Repenser la sobriété

Produire et consommer moins, travailler moins aussi, réduire nos déplacements et la taille de l’économie. Pour les tenants de la décroissance, une idée de moins en moins marginale, mais encore critiquée, le salut environnemental va bien au-delà de l’adoption de technologies vertes. Il passe par une sortie de la croissance de façon volontaire, organisée et démocratique.

« Non pas pour décroître à l’infini, mais pour inventer des sociétés post-croissance, libérées de cet impératif de croissance économique qui pèse sur nos vies individuelles et collectives », résume Yves-Marie Abraham, professeur au département de management à HEC Montréal, où il enseigne la sociologie de l’économie et la décroissance.
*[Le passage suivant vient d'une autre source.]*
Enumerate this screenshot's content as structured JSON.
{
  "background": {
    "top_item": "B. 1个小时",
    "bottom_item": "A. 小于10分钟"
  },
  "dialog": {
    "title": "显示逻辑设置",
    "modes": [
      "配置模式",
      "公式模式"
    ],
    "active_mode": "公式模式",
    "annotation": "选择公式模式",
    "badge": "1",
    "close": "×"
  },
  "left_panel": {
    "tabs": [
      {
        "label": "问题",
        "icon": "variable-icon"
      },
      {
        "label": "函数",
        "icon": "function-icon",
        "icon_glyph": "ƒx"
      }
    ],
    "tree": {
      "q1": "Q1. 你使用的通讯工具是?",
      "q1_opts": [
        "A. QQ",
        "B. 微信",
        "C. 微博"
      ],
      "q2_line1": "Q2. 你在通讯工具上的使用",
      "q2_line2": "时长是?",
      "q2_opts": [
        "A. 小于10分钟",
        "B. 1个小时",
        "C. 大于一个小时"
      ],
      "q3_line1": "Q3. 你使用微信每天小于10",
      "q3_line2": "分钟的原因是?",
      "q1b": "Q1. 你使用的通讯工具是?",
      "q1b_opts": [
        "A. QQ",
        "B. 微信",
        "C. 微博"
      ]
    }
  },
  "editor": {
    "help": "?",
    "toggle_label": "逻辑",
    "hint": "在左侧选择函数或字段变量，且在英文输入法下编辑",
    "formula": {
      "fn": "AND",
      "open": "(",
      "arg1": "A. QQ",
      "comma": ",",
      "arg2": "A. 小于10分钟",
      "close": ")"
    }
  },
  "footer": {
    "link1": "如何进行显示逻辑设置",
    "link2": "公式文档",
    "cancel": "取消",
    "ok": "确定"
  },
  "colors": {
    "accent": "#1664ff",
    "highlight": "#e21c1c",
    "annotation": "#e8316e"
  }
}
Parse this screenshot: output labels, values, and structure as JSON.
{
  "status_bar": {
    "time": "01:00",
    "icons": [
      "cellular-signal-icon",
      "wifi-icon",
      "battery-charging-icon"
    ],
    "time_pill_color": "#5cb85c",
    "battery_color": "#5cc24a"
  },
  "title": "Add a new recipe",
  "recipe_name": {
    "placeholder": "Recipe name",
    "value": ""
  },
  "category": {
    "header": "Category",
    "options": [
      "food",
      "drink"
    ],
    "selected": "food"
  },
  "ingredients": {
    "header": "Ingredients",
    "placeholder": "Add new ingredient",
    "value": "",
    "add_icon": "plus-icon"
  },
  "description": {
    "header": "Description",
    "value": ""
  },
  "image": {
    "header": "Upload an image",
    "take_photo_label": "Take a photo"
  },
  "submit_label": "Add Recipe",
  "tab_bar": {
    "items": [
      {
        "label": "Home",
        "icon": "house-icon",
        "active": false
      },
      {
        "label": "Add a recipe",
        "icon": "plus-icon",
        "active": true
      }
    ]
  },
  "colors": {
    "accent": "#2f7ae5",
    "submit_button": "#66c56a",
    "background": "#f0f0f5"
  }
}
Des sociétés plus justes aussi où les inégalités sont réduites.

La sobriété, qui accompagne inexorablement la pensée de la décroissance, n’est pas nouvelle. Des philosophes de l’Antiquité tels que Platon et Aristote privilégiaient la tempérance à la démesure. Plus récemment, en 1985, Serge Mongeau publiait la première version de son essai sur la simplicité volontaire. L’ouvrage a été réédité en 1998 et le sera à nouveau cet hiver aux Éditions Écosociété. En France, le penseur Pierre Rabhi a parlé de « sobriété heureuse » dès 2005, et l’économiste Serge Latouche, d’« abondance frugale ».

Aujourd’hui, la sobriété compte parmi ses tenants le Groupe d’experts intergouvernemental sur l’évolution du climat (GIEC) et même le ministre de l’Économie du Québec, Pierre Fitzgibbon, du moins sur le plan énergétique. « Sobriété était dans le Larousse, mais là, c’est dans le Larousse quotidien », constate François Delorme, consultant et professeur d’économie à l’Université de Sherbrooke.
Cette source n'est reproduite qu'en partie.